Po sobotnich finałach drużynowych od niedzielnego poranka mogliśmy się emocjonować rywalizacją indywidualną.
Jako pierwsze o tytuł najlepszej zawodniczki świata walczyły dziewczęta, które nie ukończyły jeszcze 16 roku życia. W tej kategorii bezkonkurencyjne okazały się Brytyjki. Zwyciężyła Emily Burgess przed Maddie Saunders. Brązowy medal trafił w ręce Zuzanny Klett. Burgess bardzo blisko zdobycia drugiego, indywidualnego złota na tych mistrzostwach była także w rywalizacji seniorek. Reprezentantka Wielkiej Brytanii musiała jednak zadowolić się srebrnym medalem. Najlepsza bowiem okazała się Australijka Lucy Millikin. Brąz trafił w ręce Macie Schmidt.

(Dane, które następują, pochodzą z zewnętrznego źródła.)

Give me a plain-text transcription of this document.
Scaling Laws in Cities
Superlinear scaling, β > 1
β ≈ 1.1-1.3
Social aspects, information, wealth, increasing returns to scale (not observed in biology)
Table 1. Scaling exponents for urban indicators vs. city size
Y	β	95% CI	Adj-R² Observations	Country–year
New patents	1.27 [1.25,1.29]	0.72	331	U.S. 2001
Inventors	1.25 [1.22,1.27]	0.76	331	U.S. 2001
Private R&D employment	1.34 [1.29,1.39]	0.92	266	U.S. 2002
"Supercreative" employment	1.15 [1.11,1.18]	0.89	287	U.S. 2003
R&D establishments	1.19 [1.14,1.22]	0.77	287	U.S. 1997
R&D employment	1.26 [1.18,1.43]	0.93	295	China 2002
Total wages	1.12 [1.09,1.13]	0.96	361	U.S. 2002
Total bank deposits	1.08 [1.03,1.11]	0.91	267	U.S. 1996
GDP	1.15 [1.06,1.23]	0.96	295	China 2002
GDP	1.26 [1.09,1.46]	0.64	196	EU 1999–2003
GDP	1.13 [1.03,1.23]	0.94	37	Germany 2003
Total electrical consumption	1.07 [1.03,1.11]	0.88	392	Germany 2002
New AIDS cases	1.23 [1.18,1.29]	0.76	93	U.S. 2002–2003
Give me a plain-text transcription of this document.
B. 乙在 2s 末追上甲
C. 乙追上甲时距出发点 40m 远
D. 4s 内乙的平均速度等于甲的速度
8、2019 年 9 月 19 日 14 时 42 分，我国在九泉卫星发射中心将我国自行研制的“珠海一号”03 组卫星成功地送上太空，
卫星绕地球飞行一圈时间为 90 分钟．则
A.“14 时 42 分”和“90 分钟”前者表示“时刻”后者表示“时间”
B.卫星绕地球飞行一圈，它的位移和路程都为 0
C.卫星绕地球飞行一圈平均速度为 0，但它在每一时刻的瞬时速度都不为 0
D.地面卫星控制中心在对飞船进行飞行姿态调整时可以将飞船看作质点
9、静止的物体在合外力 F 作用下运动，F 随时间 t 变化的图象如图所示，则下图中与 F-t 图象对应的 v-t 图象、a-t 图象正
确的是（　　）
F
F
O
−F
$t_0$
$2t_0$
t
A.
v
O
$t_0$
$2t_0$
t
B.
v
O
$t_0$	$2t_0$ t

O medale rywalizowali również weterani, wśród których zwyciężył Patrick Wenn przed Normanem Vensonem i Stevem Harrisem. Cała trójka stanęła też na starcie finału w kategorii weteranów. Tam jednak rywalizację całkowicie zdominowali Polacy. Najlepszy okazał się Dominik Rycharski, który pokonał Michała Kastraua oraz Marcina Puka.
Wśród chłopców do lat 16 na podium stanęli dwaj biało-czerwoni. Złoto wywalczył Radosław Morawiak, a brąz Marcel Krzykowski, który szansę na zdobycie medalu z najcenniejszego kruszcu pogrzebał wykluczeniem w biegu dwudziestym. Srebrny medal wywalczył Lewis Brinkhoff. Krzykowski z podwójną determinacją przystąpił do walki w juniorach. Tam zawodnik Śląska Świętochłowice zwyciężył z kompletem punktów. Srebrny medal ponownie zgarnął Brnikhoff. Na trzecim stopniu podium stanął tym razem Mikołaj Reszelewski.
Kilka minut po godzinie 20 rozpoczął się finał w kategorii open. W stawce szesnastu najlepszych zawodników globu nie zabrakło reprezentantów LKS-u Szawera Leszno. Najlepszy wynik wśród czwórki leszczynian zanotował Michał Sassek, który szanse na zdobycie medalu stracił dopiero po wykluczeniu w biegu dodatkowym. W dodatkowej gonitwie zwyciężył Marcin Szymański, który w ten sposób przypieczętował zdobycie srebrnego medalu. Drugie miejsce, a co za tym idzie brązowy medal wywalczył Dawid Bas. Tytuł najlepszego zawodnika świata już po rundzie zasadniczej zapewnił sobie Ben Mould. Walijczyk broniący barw klubu z Leszna wywalczył 18 punktów co wystarczyło mu do zdobycia pierwszego w karierze tytułu Indywidualnego Mistrza Świata.